Y nosotros obedecíamos, mucho después de que en las emisoras de televisión se hubiese cantado el himno nacional y hubiese terminado. No había nadie en la carretera más que nosotros; nuestros padres en la cabina y nosotras en la parte de atrás. Brandy y su hermana, acurrucadas de costado en el suelo ondulado de la camioneta, entre el crujido de las hojas y el zumbido del motor. Rebotando con la cabeza en el suelo cada vez que pillábamos un bache. Con las manos apretadas contra la cara para no respirar el polvo y el estiércol seco que volaban a nuestro alrededor. Con los ojos bien cerrados, por la misma razón. No sabíamos adónde íbamos, pero intentábamos imaginarlo. Un giro a la derecha, otro a la izquierda, luego un largo tramo recto, a gran velocidad, luego otro giro a la derecha que nos hacía rodar sobre el costado izquierdo. No sabíamos cuánto duraría el viaje. No podíamos dormir.
Con el vestido hecho jirones, y quedándose muy quieta, Brandy dice:
—La verdad es que he hecho lo que he querido desde que tenía dieciséis años.

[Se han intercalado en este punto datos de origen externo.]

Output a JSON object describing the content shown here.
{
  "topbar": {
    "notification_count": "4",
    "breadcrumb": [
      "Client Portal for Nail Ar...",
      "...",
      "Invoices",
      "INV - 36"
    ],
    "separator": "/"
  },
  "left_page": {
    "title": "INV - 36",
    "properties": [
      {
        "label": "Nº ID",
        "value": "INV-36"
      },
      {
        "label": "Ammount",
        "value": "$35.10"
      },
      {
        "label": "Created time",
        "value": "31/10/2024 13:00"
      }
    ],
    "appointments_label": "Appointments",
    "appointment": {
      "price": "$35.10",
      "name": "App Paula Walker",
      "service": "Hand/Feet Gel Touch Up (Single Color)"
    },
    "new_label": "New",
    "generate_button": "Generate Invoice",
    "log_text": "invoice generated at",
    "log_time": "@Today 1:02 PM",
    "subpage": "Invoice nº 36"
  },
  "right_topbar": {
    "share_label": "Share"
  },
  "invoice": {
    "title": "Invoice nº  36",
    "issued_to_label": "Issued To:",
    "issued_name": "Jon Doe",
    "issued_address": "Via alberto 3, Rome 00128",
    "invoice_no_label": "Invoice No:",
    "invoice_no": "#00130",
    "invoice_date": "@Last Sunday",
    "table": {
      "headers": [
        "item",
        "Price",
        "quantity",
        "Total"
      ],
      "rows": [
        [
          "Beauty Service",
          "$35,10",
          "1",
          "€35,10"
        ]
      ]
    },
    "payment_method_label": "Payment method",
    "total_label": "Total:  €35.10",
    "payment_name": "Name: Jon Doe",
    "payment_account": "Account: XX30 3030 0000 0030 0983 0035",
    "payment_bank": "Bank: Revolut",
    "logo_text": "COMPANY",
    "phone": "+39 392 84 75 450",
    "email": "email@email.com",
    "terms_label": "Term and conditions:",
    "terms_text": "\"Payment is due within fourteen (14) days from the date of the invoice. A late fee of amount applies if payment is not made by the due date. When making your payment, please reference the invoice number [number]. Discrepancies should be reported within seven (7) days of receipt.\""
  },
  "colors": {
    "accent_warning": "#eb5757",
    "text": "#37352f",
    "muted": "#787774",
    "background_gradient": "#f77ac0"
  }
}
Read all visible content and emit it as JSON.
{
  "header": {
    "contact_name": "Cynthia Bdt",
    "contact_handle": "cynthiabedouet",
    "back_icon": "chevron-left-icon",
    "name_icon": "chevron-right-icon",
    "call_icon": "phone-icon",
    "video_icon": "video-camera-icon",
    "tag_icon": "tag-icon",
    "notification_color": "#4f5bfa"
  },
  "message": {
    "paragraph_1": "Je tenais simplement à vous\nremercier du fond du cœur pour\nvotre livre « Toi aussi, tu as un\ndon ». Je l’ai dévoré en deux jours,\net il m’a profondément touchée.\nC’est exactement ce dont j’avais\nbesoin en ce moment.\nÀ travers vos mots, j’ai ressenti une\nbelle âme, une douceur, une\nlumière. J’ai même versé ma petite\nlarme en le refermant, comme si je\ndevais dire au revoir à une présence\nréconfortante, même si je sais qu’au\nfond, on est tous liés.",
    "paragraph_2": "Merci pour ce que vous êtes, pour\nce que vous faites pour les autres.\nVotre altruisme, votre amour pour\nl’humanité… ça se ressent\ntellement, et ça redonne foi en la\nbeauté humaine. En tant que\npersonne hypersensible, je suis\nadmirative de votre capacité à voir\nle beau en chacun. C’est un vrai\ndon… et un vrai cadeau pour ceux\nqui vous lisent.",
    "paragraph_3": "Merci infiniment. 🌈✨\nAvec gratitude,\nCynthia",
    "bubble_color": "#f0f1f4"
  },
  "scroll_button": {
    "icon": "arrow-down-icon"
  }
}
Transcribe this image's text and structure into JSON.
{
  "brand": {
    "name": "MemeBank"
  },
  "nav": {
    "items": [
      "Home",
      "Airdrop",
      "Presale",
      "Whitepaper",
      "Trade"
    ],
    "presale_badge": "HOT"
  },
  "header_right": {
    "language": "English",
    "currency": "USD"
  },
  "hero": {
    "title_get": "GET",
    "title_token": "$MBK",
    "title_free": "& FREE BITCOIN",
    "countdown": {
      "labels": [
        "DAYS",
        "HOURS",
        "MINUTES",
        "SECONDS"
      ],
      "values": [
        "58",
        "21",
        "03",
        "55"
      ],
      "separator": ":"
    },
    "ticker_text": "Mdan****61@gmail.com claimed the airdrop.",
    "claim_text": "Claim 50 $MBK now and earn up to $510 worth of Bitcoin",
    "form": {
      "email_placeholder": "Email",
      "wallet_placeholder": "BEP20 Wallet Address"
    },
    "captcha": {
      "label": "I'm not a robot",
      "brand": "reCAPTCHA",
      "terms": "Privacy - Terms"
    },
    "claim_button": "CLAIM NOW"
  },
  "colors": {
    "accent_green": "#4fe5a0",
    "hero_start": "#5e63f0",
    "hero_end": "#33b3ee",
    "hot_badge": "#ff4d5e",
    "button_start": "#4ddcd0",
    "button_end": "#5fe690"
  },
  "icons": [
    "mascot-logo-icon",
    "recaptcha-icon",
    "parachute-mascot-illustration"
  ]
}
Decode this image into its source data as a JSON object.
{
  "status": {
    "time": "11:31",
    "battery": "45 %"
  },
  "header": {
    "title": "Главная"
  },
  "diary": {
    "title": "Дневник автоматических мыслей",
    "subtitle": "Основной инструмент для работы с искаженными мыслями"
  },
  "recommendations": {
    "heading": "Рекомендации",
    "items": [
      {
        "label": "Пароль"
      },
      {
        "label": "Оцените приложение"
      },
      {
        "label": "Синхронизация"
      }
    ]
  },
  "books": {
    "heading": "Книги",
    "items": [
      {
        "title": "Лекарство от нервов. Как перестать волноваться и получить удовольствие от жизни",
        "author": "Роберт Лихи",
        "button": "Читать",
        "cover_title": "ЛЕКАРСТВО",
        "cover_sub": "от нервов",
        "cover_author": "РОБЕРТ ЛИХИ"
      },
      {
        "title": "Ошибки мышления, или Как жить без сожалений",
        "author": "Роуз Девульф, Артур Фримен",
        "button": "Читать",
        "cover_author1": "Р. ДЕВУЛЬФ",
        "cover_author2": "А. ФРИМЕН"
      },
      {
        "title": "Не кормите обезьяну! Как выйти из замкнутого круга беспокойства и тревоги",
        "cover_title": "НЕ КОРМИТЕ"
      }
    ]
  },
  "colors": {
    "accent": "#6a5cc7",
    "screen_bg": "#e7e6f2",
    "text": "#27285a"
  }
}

Cada vez que respira, incluso con esas mínimas aspiraciones producidas por la sobredosis de Darvon, Brandy guiña los ojos. Y dice:
—Cuando tenía quince años ocurrió un accidente. En el hospital, la policía acusó a mi padre de malos tratos. La cosa se complicó bastante. Yo no podía decirles nada, porque no había nada que decir.
Inspira y guiña los ojos:
—Los interrogatorios, el asesoramiento, la terapia, todo se eternizó.
La camioneta aminoró la marcha y se desvió hacia el borde de la carretera, hacia la gravilla o los baches, y el vehículo rebotó y traqueteó un poco más antes de pararse.
Así de pobres éramos.
Todavía tumbada en el suelo de la camioneta, te quitabas las manos de la cara. Nos habíamos detenido. El polvo y el estiércol se asentaban. El padre de Brandy abría la puerta trasera, y te encontrabas en una carretera sucia que discurría junto a un lúgubre muro de vagones rotos, caídos aquí y allá, descarrilados. Se hacían saltar las cerraduras de los vagones. Se volcaban las vagonetas abiertas y cargadas de troncos o de tablones. Los vagones cisterna goteaban. Los depósitos llenos de carbón o astillas de madera se volcaban y apilaban en montones negros o dorados. El intenso olor a amoníaco. El agradable olor a cedro. El sol empezaba a asomar en el horizonte, y nos rodeaba una luz salida de detrás del mundo.
Había leña para cargar la camioneta. Cajas de caramelos de azúcar y mantequilla. Cajas de papel de escribir y de papel higiénico, baterías, pasta de dientes, melocotón en almíbar, libros. Había por todas partes diamantes rotos de cristal blindado, alrededor de los vagones cargados de coches, con la marca de los coches nuevos grabada en los costados, y los coches destrozados, con sus neumáticos limpios y negros vueltos hacia arriba.